Il ministro del Lavoro, Andrea Orlando, invece avrebbe chiesto chiaramente a Draghi di ripensarci: “La scelta delle dimissioni apre ad una situazione molto difficile per il paese con molti dossier aperti. La nostra richiesta è di valutare, previa la debita chiarezza con le forze politiche, se ci sono le condizioni per un ripensamento”.

Chi vuole un Draghi bis: dal Pd a Renzi

A sostenere la speranza di un Draghi bis è sicuramente il leader di Italia Viva, Matteo Renzi: “Noi lavoriamo per un Draghi-Bis da qui ai prossimi mesi per finire il lavoro su Pnrr, legge di Bilancio e situazione ucraina”.
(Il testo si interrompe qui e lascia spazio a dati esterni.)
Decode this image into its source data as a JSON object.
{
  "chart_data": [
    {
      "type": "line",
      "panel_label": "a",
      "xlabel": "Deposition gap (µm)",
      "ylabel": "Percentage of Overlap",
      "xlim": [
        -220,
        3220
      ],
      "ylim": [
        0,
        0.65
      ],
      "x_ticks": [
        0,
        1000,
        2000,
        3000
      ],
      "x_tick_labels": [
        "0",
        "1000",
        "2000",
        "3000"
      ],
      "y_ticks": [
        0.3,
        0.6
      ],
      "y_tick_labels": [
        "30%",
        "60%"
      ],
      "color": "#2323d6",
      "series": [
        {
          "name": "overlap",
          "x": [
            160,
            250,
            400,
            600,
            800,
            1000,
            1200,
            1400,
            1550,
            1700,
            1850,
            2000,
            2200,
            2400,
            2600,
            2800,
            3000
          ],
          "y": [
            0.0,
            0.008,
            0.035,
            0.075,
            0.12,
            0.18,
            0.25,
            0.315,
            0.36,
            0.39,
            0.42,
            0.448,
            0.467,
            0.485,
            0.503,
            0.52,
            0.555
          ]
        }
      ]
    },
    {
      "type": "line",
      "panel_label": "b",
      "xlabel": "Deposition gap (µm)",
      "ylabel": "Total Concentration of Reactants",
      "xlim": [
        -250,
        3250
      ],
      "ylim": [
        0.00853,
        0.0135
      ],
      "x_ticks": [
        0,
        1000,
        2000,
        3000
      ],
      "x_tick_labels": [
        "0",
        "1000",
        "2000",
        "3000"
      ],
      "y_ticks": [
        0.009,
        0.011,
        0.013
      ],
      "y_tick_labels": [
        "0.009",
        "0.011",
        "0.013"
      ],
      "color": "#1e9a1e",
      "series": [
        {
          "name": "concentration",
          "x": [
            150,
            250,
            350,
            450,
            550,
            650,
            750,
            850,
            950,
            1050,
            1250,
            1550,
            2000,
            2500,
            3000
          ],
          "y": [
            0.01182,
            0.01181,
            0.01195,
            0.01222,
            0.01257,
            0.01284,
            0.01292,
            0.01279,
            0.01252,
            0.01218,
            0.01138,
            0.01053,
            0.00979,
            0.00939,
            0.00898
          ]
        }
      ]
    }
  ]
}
Nutre qualche speranza anche il segretario del Pd Enrico Letta, che si augura che da qui a mercoledì possa cambiare qualcosa e Draghi possa ripensarci. Anche fonti del Pd hanno fatto sapere che i dem sono già al lavoro perché entro quella data si possa ricreare la maggioranza, permettendo così al governo Draghi (in questo caso anche con la stessa maggioranza, senza un bis) di ripartire.

Chi è contro il Draghi bis e vuole le elezioni

Non ha dubbi la leader di Fratelli d’Italia, Giorgia Meloni, che vuole un ritorno immediato al voto: “È ora di dare libertà ai cittadini di votare. Dobbiamo chiedere al capo dello Stato che questo Parlamento venga sciolto”.

Anche la Lega si allinea con Fdi. In una nota sottolinea di essere stata “leale, costruttiva e generosa per un anno e mezzo, ma da settimane il presidente Draghi e l’Italia erano vittime dei troppi no del Movimento 5 Stelle e delle forzature ideologiche del Partito Democratico”. Per questo si chiede di mettere fine alla paralisi, aggiungendo che “nessuno deve aver paura di restituire la parola agli italiani”.

Draghi può davvero restare presidente del Consiglio?

Le parole di alcuni esponenti, dai ministri a Renzi e Letta, potrebbero aprire all’ipotesi di un Draghi bis, se non addirittura di una nuova ripartenza della stessa maggioranza attuale. Un’ipotesi effettivamente non impossibile, considerando che le dimissioni di Draghi non sono state accolte dal presidente della Repubblica che ha di fatto rinviato il presidente del Consiglio alle Camere (mercoledì) e congelato la crisi.

Questa scelta di Mattarella sembra in effetti aprire all’ipotesi di un Draghi bis, dando quantomeno tempo ai partiti per provare a trovare una mediazione e convincere Draghi a restare. Questo non garantisce, comunque, in alcun modo che ciò avvenga: non è scontata la fiducia del Movimento 5 Stelle né, tantomeno, quella della Lega che sembra avere una posizione molto più critica in queste ore verso un Draghi bis.

Un nuovo governo dell’ex governatore della Bce non è impossibile, ma neanche semplice da realizzare. Anche perché il discorso di Draghi ai ministri è stato duro e non sembra lasciare spazio a un ripensamento da parte del presidente del Consiglio.